Pendant le Tour de France !

“(…) La télévision n’avait pas encore envahi les foyers domestiques, raconte-t-il dans le livre. Le quartier bruissait de vie. C’était le plein-air : on vivait dehors (…) Et là, pendant plusieurs jours, on a vu venir des gens. Des gens qui ne parlaient pas : ils marchaient droit devant eux (…) Ce n’est que bien plus tard que l’on a su ! Et que leurs tribulations n’étaient pas terminées une fois à bord !” Personne n’avait conscience de ce moment historique surtout pas les coureurs du Tour de France qui s’échinaient dans l’étape du jour, Montpellier-Carcassonne…! Irréel.
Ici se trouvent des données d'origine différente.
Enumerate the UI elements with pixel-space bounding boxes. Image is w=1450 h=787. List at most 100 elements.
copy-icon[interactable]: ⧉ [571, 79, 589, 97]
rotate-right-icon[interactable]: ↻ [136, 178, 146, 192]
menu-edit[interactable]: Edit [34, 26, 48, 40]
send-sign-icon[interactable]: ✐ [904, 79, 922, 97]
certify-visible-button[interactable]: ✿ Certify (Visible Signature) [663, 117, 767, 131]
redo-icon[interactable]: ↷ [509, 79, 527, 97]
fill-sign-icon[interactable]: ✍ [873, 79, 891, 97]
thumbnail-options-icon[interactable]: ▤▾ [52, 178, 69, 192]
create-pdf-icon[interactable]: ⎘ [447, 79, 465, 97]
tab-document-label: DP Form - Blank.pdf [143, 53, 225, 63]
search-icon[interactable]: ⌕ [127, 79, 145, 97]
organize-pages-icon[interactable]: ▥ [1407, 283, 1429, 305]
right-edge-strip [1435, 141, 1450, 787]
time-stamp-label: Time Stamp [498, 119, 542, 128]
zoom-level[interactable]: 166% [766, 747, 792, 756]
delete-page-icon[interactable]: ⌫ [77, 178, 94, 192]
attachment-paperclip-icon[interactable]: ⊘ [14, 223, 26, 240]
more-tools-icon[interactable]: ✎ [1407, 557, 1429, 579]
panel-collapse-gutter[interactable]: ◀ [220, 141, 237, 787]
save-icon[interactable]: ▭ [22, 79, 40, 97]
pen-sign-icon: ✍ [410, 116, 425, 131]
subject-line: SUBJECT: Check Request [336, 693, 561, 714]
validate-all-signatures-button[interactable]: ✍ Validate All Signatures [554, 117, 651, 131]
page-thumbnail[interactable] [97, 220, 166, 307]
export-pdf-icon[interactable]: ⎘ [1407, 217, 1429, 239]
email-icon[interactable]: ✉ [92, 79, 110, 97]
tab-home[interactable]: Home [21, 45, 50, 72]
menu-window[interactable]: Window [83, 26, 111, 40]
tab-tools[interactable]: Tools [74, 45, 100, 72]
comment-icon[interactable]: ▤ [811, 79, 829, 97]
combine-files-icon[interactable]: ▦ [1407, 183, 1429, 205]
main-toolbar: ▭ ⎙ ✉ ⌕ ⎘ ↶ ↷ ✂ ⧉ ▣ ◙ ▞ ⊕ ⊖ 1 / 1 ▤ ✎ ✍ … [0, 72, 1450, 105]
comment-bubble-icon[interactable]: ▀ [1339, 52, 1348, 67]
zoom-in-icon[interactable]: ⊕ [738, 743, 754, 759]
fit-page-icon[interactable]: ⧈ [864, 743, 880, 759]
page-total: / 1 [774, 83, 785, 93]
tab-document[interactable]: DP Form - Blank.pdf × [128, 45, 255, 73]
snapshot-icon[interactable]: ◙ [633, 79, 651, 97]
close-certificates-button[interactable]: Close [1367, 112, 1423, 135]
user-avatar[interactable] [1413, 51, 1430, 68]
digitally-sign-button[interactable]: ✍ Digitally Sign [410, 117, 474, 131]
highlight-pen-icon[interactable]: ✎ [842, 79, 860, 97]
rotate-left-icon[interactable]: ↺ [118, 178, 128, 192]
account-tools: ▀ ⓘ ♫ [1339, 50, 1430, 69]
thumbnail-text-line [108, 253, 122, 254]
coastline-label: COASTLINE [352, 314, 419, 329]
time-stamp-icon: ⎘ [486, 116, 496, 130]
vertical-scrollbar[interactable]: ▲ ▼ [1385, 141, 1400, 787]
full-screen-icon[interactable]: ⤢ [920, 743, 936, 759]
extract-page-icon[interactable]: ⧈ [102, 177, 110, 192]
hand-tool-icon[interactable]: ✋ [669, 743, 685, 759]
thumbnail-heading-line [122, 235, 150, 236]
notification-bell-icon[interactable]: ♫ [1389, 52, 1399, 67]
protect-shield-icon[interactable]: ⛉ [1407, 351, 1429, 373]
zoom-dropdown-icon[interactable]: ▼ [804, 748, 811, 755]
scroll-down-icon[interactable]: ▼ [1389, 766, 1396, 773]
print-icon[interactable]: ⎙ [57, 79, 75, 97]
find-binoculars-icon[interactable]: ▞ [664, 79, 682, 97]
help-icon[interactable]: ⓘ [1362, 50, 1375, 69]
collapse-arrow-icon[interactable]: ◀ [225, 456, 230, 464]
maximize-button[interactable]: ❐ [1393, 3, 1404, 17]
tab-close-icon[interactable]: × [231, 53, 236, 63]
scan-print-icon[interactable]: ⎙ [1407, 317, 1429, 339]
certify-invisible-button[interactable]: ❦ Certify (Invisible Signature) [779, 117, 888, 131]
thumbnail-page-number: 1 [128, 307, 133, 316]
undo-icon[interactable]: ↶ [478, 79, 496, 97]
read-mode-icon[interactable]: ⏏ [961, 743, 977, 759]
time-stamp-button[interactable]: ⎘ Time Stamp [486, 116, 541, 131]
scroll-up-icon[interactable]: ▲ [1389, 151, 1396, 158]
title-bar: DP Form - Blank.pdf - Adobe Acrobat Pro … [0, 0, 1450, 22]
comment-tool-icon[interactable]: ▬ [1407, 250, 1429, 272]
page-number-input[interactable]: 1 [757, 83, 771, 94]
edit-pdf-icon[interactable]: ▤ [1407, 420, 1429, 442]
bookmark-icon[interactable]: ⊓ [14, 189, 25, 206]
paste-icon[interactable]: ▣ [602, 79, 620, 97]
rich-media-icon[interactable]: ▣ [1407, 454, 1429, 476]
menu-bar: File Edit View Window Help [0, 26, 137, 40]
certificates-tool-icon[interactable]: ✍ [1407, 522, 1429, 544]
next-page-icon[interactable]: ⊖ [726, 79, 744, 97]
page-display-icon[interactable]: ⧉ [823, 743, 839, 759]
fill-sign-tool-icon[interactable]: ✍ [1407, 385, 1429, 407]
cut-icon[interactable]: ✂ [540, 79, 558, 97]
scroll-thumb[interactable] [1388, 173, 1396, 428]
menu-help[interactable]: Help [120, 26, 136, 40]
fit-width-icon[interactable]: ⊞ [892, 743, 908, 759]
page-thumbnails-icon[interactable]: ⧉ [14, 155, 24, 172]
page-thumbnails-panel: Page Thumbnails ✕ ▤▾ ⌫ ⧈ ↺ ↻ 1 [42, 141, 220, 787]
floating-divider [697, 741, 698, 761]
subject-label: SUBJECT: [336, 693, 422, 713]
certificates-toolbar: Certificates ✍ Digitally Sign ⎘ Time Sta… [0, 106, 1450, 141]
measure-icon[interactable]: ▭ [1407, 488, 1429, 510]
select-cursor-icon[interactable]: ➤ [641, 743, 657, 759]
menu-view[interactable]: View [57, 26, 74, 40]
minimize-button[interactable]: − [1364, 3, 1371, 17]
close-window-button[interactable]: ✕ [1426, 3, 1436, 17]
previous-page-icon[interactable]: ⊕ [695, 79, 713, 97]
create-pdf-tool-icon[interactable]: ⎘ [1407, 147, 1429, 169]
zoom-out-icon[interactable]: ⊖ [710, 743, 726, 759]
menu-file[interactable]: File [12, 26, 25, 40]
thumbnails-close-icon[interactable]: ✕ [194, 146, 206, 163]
Pendant ce temps, 172 camions, partis simultanément de 412 camps de transit, selon un itinéraire top secret, arrivaient au Môle de Sète. Ce n’était déjà pas une promenade de santé : ces pionniers sauvés des camps de la mort avaient dû affronter en venant les piquets grève des transporteurs routiers et autres joyeusetés, comme la difficulté de trouver du carburant ou de trouver des papiers en règle. Un devoir de mémoire.